Security & Fraud

“Hackers-For-Hire” Tried To Swipe Baidu’s Driverless Car Tech

hacker gang targets baidu

Chinese tech giant Baidu revealed that a group of hackers attempted to steal the company’s driverless car technology.

Ma Jie, Baidu’s head of cybersecurity, told Bloomberg News that while it did not know who was behind the attempt, it was perpetrated by hackers-for-hire.

“It’s very difficult to know who employs them to do that, but we know someone tried to hire someone in the underground market to steal from us,” Ma explained.

In an effort to help thwart the growing cybersecurity threat, Baidu has made an effort to collaborate with rival tech companies like Tencent and Alibaba.

“The underground industry is getting bigger and getting stronger, so we must help each other against the whole underground industry,” Ma added. “We’re not enemies; they are the enemy.”

In the world of China’s internet industry, a trio holds a lot of power: Alibaba, Baidu and Tencent.

Last year, The Wall Street Journal reported that the threesome maintains sway over the industry with the strength of their collective checkbooks. Known colloquially as a unit as BAT, the search engine and social media players have paid billions of dollars to grab minority stakes, or outright buy, smaller firms — chiefly startups — to grab a hold of their growth (and strengthen their own competitive positioning).

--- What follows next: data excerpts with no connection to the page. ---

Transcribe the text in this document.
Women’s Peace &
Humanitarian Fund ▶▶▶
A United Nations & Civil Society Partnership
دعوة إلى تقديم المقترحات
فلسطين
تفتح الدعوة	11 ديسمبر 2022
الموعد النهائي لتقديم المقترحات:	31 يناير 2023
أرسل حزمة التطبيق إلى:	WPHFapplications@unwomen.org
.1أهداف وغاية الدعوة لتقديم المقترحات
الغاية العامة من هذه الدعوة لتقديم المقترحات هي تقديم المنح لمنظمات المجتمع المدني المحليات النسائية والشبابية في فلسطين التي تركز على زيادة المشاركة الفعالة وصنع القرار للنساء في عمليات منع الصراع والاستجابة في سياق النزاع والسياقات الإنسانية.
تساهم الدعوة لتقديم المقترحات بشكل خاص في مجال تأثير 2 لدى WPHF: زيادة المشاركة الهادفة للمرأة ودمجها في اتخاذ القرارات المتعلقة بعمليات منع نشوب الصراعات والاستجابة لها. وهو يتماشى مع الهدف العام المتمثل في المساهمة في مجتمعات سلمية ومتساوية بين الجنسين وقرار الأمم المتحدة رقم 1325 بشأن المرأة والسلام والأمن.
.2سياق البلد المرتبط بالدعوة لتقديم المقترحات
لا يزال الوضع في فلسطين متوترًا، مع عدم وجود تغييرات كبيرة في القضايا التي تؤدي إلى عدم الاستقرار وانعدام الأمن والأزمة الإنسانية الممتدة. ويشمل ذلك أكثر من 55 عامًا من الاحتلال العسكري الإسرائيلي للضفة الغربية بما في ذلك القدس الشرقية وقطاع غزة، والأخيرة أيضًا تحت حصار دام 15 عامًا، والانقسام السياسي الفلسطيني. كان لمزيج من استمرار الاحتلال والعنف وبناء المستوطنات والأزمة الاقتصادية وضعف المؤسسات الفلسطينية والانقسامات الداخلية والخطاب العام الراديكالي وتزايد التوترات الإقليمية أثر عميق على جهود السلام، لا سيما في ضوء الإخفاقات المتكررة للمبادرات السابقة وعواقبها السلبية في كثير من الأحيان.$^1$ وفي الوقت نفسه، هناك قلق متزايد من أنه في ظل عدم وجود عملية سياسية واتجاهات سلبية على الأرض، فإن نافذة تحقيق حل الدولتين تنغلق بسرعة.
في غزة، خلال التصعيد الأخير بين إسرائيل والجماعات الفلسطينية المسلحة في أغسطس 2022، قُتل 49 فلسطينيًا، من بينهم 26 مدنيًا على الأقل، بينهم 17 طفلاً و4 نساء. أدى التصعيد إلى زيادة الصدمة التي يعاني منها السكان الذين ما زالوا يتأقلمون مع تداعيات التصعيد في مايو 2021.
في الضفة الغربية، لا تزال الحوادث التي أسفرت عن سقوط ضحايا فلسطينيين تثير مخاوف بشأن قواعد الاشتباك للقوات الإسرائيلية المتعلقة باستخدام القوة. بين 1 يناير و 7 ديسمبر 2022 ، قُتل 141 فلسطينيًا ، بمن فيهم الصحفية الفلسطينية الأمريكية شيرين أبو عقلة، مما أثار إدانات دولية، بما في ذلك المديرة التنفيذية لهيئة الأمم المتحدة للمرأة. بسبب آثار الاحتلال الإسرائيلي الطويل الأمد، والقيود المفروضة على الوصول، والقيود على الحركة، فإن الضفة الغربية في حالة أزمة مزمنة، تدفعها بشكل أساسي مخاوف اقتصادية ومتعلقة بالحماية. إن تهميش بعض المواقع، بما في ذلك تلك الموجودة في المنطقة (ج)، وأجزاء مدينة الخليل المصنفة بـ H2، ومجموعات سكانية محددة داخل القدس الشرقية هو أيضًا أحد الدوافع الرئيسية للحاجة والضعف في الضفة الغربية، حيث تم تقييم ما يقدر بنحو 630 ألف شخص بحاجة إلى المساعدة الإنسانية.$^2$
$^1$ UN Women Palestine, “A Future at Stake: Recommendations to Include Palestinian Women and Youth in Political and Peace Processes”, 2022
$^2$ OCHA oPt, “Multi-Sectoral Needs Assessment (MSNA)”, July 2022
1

The question, WSJ posed, is whether buying smaller firms, consistently and quickly, blunts innovation. One observer thinks that this is the case. Xinlei Chen, professor of marketing at Shanghai Jiaotong University, said: “The monopoly power of BAT is much greater than the internet giants in the U.S.,” as antitrust laws are more relaxed in China, relatively speaking.

This has led to Tencent, for example, making two dozen investments within its home country, more than many individual private investment firms. Other firms, such as Alibaba and Baidu, have been setting up investment vehicles. Baidu has created a $3 billion fund to invest in internet firms.

As hackers continue to increase the strength and sophistication of their schemes, cybersecurity may just be the next big place for BAT investment.